Mr. Obama is not lifting the longstanding trade embargo with Cuba. But according to a senior administration official, who spoke anonymously in advance of Mr. Gibbs’s briefing, the president will use his executive authority to shift policy toward Cuba in three specific areas.
But not without the usual right wing fantasists doing their usual tap dancing for the Florida vote:
"President Barack Obama is poised to offer an olive branch to Cuba in an effort to repair the US's tattered reputation in Latin America.
The White House has moved to ease some travel and trade restrictions as a cautious first step towards better ties with Havana, raising hopes of an eventual lifting of the four-decade-old economic embargo. Several Bush-era controls are expected to be relaxed in the run-up to next month's Summit of the Americas in Trinidad and Tobago to gild the president's regional debut and signal a new era of 'Yankee' cooperation"
The Cuban Embargo has only hurt cigar smokers and professional baseball teams, but it stays because of Florida's electoral votes."The dumbest thing we could do today would be to enact legislation unilaterally lifting the embargo.

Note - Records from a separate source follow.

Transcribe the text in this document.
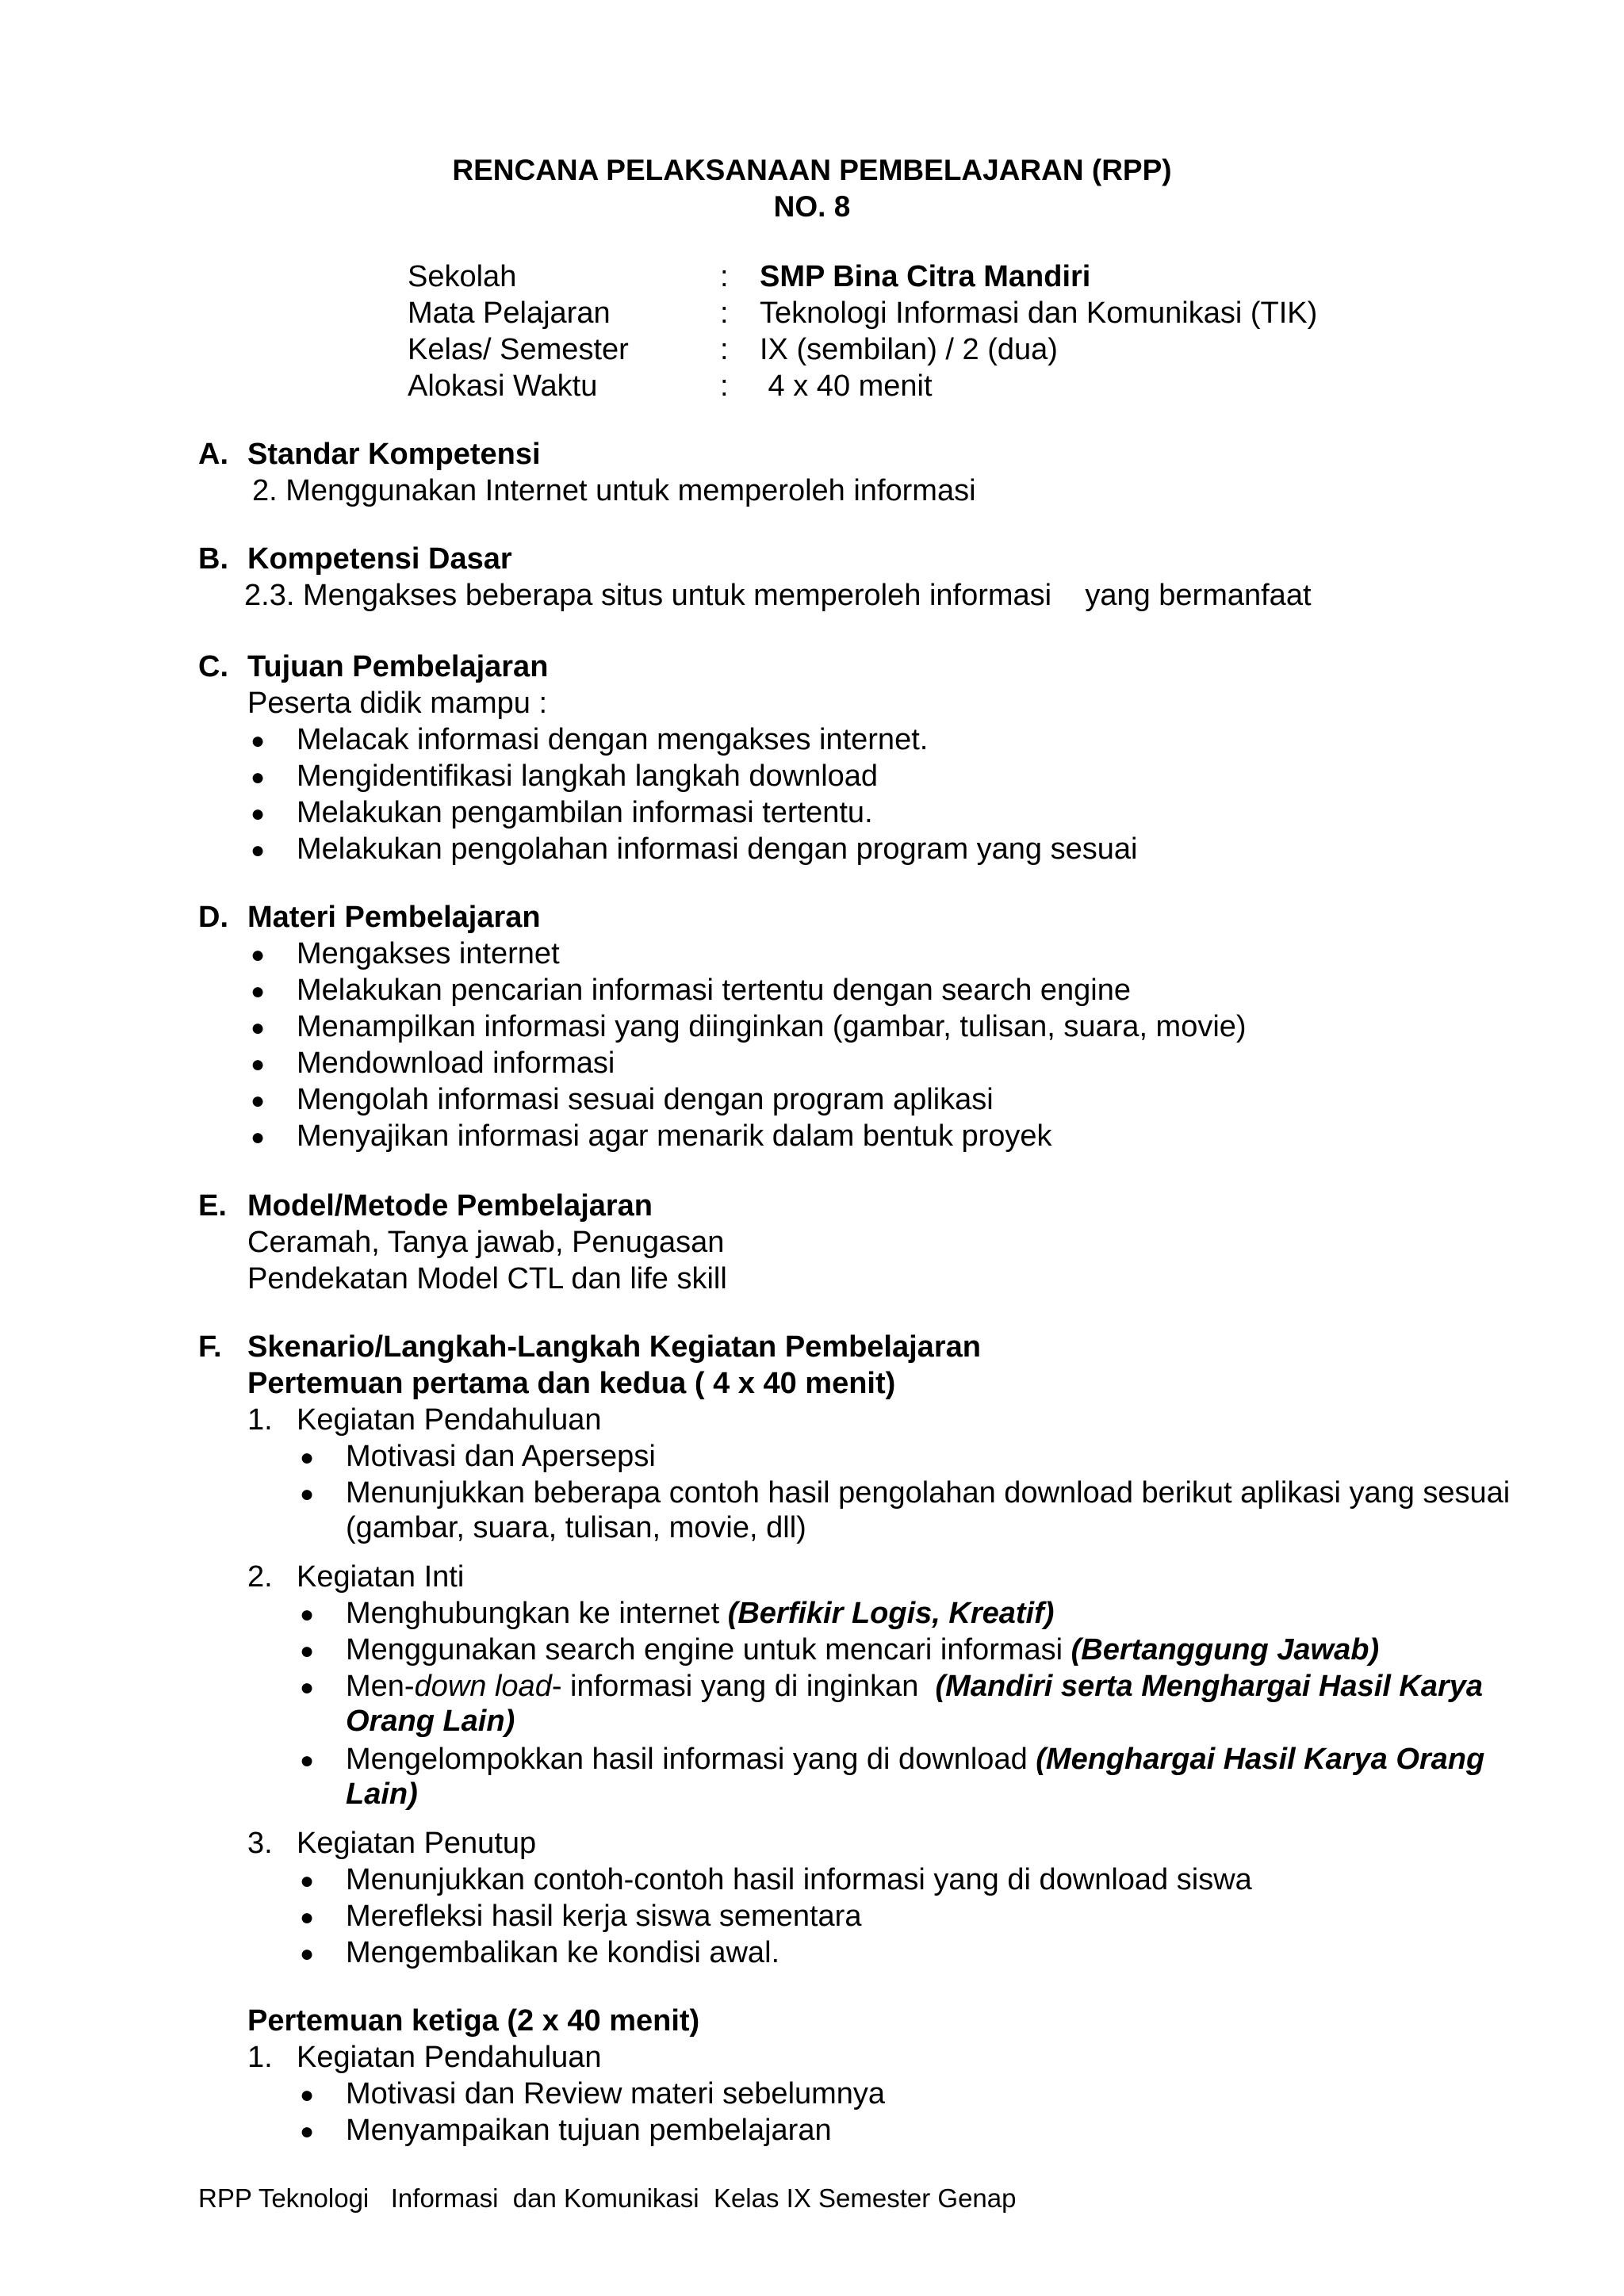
RENCANA PELAKSANAAN PEMBELAJARAN (RPP)
NO. 8
Sekolah	: SMP Bina Citra Mandiri
Mata Pelajaran	: Teknologi Informasi dan Komunikasi (TIK)
Kelas/ Semester	: IX (sembilan) / 2 (dua)
Alokasi Waktu	: 4 x 40 menit
A. Standar Kompetensi
2. Menggunakan Internet untuk memperoleh informasi
B. Kompetensi Dasar
2.3. Mengakses beberapa situs untuk memperoleh informasi    yang bermanfaat
C. Tujuan Pembelajaran
Peserta didik mampu :
● Melacak informasi dengan mengakses internet.
● Mengidentifikasi langkah langkah download
● Melakukan pengambilan informasi tertentu.
● Melakukan pengolahan informasi dengan program yang sesuai
D. Materi Pembelajaran
● Mengakses internet
● Melakukan pencarian informasi tertentu dengan search engine
● Menampilkan informasi yang diinginkan (gambar, tulisan, suara, movie)
● Mendownload informasi
● Mengolah informasi sesuai dengan program aplikasi
● Menyajikan informasi agar menarik dalam bentuk proyek
E. Model/Metode Pembelajaran
Ceramah, Tanya jawab, Penugasan
Pendekatan Model CTL dan life skill
F. Skenario/Langkah-Langkah Kegiatan Pembelajaran
Pertemuan pertama dan kedua ( 4 x 40 menit)
1. Kegiatan Pendahuluan
● Motivasi dan Apersepsi
● Menunjukkan beberapa contoh hasil pengolahan download berikut aplikasi yang sesuai
(gambar, suara, tulisan, movie, dll)
2. Kegiatan Inti
● Menghubungkan ke internet (Berfikir Logis, Kreatif)
● Menggunakan search engine untuk mencari informasi (Bertanggung Jawab)
● Men-down load- informasi yang di inginkan  (Mandiri serta Menghargai Hasil Karya
Orang Lain)
● Mengelompokkan hasil informasi yang di download (Menghargai Hasil Karya Orang
Lain)
3. Kegiatan Penutup
● Menunjukkan contoh-contoh hasil informasi yang di download siswa
● Merefleksi hasil kerja siswa sementara
● Mengembalikan ke kondisi awal.
Pertemuan ketiga (2 x 40 menit)
1. Kegiatan Pendahuluan
● Motivasi dan Review materi sebelumnya
● Menyampaikan tujuan pembelajaran
RPP Teknologi   Informasi  dan Komunikasi  Kelas IX Semester Genap
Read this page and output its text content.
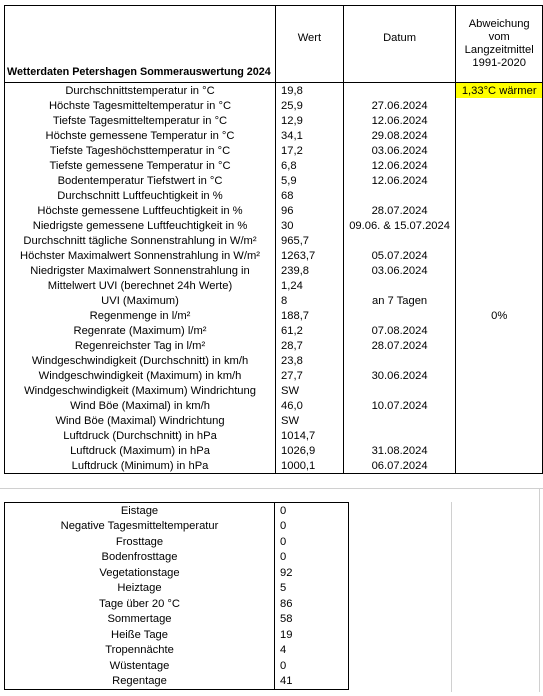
Wetterdaten Petershagen Sommerauswertung 2024	Wert	Datum	Abweichung vom Langzeitmittel 1991-2020
Durchschnittstemperatur in °C	19,8		1,33°C wärmer
Höchste Tagesmitteltemperatur in °C	25,9	27.06.2024	
Tiefste Tagesmitteltemperatur in °C	12,9	12.06.2024	
Höchste gemessene Temperatur in °C	34,1	29.08.2024	
Tiefste Tageshöchsttemperatur in °C	17,2	03.06.2024	
Tiefste gemessene Temperatur in °C	6,8	12.06.2024	
Bodentemperatur Tiefstwert in °C	5,9	12.06.2024	
Durchschnitt Luftfeuchtigkeit in %	68		
Höchste gemessene Luftfeuchtigkeit in %	96	28.07.2024	
Niedrigste gemessene Luftfeuchtigkeit in %	30	09.06. & 15.07.2024	
Durchschnitt tägliche Sonnenstrahlung in W/m²	965,7		
Höchster Maximalwert Sonnenstrahlung in W/m²	1263,7	05.07.2024	
Niedrigster Maximalwert Sonnenstrahlung in	239,8	03.06.2024	
Mittelwert UVI (berechnet 24h Werte)	1,24		
UVI (Maximum)	8	an 7 Tagen	
Regenmenge in l/m²	188,7		0%
Regenrate (Maximum) l/m²	61,2	07.08.2024	
Regenreichster Tag in l/m²	28,7	28.07.2024	
Windgeschwindigkeit (Durchschnitt) in km/h	23,8		
Windgeschwindigkeit (Maximum) in km/h	27,7	30.06.2024	
Windgeschwindigkeit (Maximum) Windrichtung	SW		
Wind Böe (Maximal) in km/h	46,0	10.07.2024	
Wind Böe (Maximal) Windrichtung	SW		
Luftdruck (Durchschnitt) in hPa	1014,7		
Luftdruck (Maximum) in hPa	1026,9	31.08.2024	
Luftdruck (Minimum) in hPa	1000,1	06.07.2024	
Eistage	0
Negative Tagesmitteltemperatur	0
Frosttage	0
Bodenfrosttage	0
Vegetationstage	92
Heiztage	5
Tage über 20 °C	86
Sommertage	58
Heiße Tage	19
Tropennächte	4
Wüstentage	0
Regentage	41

Set aside questions about the embargo's efficacy. Like it or not, it is our only leverage, aside from our military, to affect the transition in Cuba. Why would we fritter away that leverage just as time prepares to do what the embargo could not -- bring about the end of the Castro regime? Fidel was never going to negotiate a loosening of repression in Cuba in exchange for a lifting of the travel ban and other trade restrictions. But those who succeed him will, and the Castro brothers will soon be gone. The question is: When that happens, what power will the United States have to encourage a democratic transition on the island? Instead of strengthening Raúl by lifting the embargo now, we should keep our powder dry and use it to strengthen democracy and influence his successor. The embargo has been in place for 47 years -- at this point, it would be foolish not to wait a little longer."
Scotland's Sunday Herald has some pictures showing what Cuban life is like now here. Castor would not have lasted this long if he had to contend with open and free trade with us.